Sono tre grandi vecchi della giustizia milanese, tre avvocati e professori universitari che con le loro difese e le loro lezioni hanno fatto la storia: e che ieri si ritrovano uno accanto all'altro, nell'aula magna del Palazzo di giustizia, a spiegare le ragioni del Sì al referendum sulla separazione delle carriere. Ennio Amodio, Gaetano Pecorella, Oreste Dominioni hanno vissuto da protagonisti anche l'epoca di Mani Pulite, quella in cui la contiguità tra pubblici ministeri e giudici si manifestò in tutto il suo splendore, con Di Pietro che portava di notte le richieste di cattura al suo giudice di riferimento, e gli arresti che scattavano in diretta con ordinanze "copia e incolla". Hanno toccato con mano il "gemellaggio continuo tra giudici e pm", come lo definisce Amodio.
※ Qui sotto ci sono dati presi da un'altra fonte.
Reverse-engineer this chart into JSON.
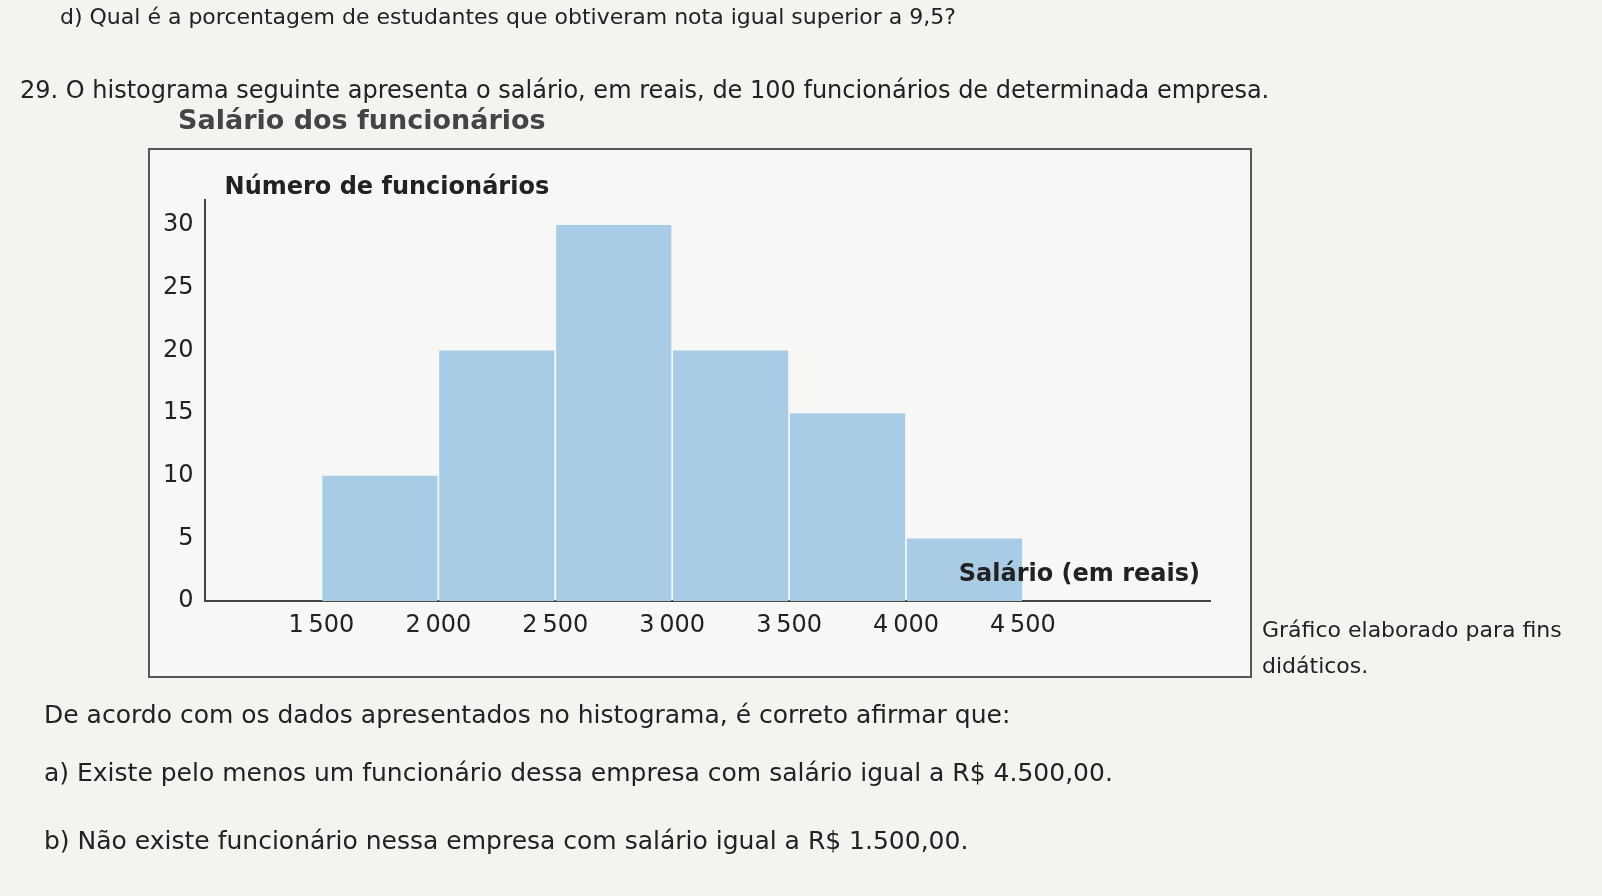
{
  "chart_data": {
    "type": "histogram",
    "title": "Salário dos funcionários",
    "ylabel": "Número de funcionários",
    "xlabel": "Salário (em reais)",
    "bins": [
      1500,
      2000,
      2500,
      3000,
      3500,
      4000,
      4500
    ],
    "values": [
      10,
      20,
      30,
      20,
      15,
      5
    ],
    "color": "#a8cbe6",
    "xlim": [
      1000,
      5300
    ],
    "xticks": [
      1500,
      2000,
      2500,
      3000,
      3500,
      4000,
      4500
    ],
    "ylim": [
      0,
      32
    ],
    "yticks": [
      0,
      5,
      10,
      15,
      20,
      25,
      30
    ],
    "grid": false,
    "legend": false,
    "annotations": [
      "d) Qual é a porcentagem de estudantes que obtiveram nota igual superior a 9,5?",
      "29. O histograma seguinte apresenta o salário, em reais, de 100 funcionários de determinada empresa.",
      "Gráfico elaborado para fins didáticos.",
      "De acordo com os dados apresentados no histograma, é correto afirmar que:",
      "a) Existe pelo menos um funcionário dessa empresa com salário igual a R$ 4.500,00.",
      "b) Não existe funcionário nessa empresa com salário igual a R$ 1.500,00."
    ]
  }
}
E oggi toccano con mano l'asprezza con cui i fautori del No insultano chi presenta la riforma come una riforma di civiltà.
I tre prof si guardano bene dallo scendere al livello di chi sostiene che "voteranno per il Sì gli indagati, gli imputati, la massoneria deviata", come ha detto il procuratore Gratteri in questi giorni. Preferiscono volare più in alto, parlare di filosofia del diritto come fa Pecorella quando spiega che solo in un processo ad armi pari si può arrivare alla verità, "perchè la verità è figlia della dialettica". O parlare di storia del diritto come fa Dominioni, raccontando che è la Costituzione, nella settima disposizione transitoria, a ricordare che l'ordinamento giudiziario ereditato dal fascismo doveva essere provvisorio, e invece è ancora in vigore, ed è quell'ordinamento a prevedere una carriera unica per giudici e accusatori: "Questa riforma - dice Dominioni - finalmente attua la Costituzione, la sua approvazione definitiva dovrebbe essere un giorno di festa nazionale".
Ottantotto anni Pecorella, ottantaquattro Dominioni, ottantasei Amodio: non
hanno ambizioni da coltivare, sono solo tre saggi e disinteressati cultori del diritto. Convinti che la posta in gioco il 22 e 23 marzo sia in fondo semplice da spiegare: "Un pezzo di libertà in più, se vince la riforma".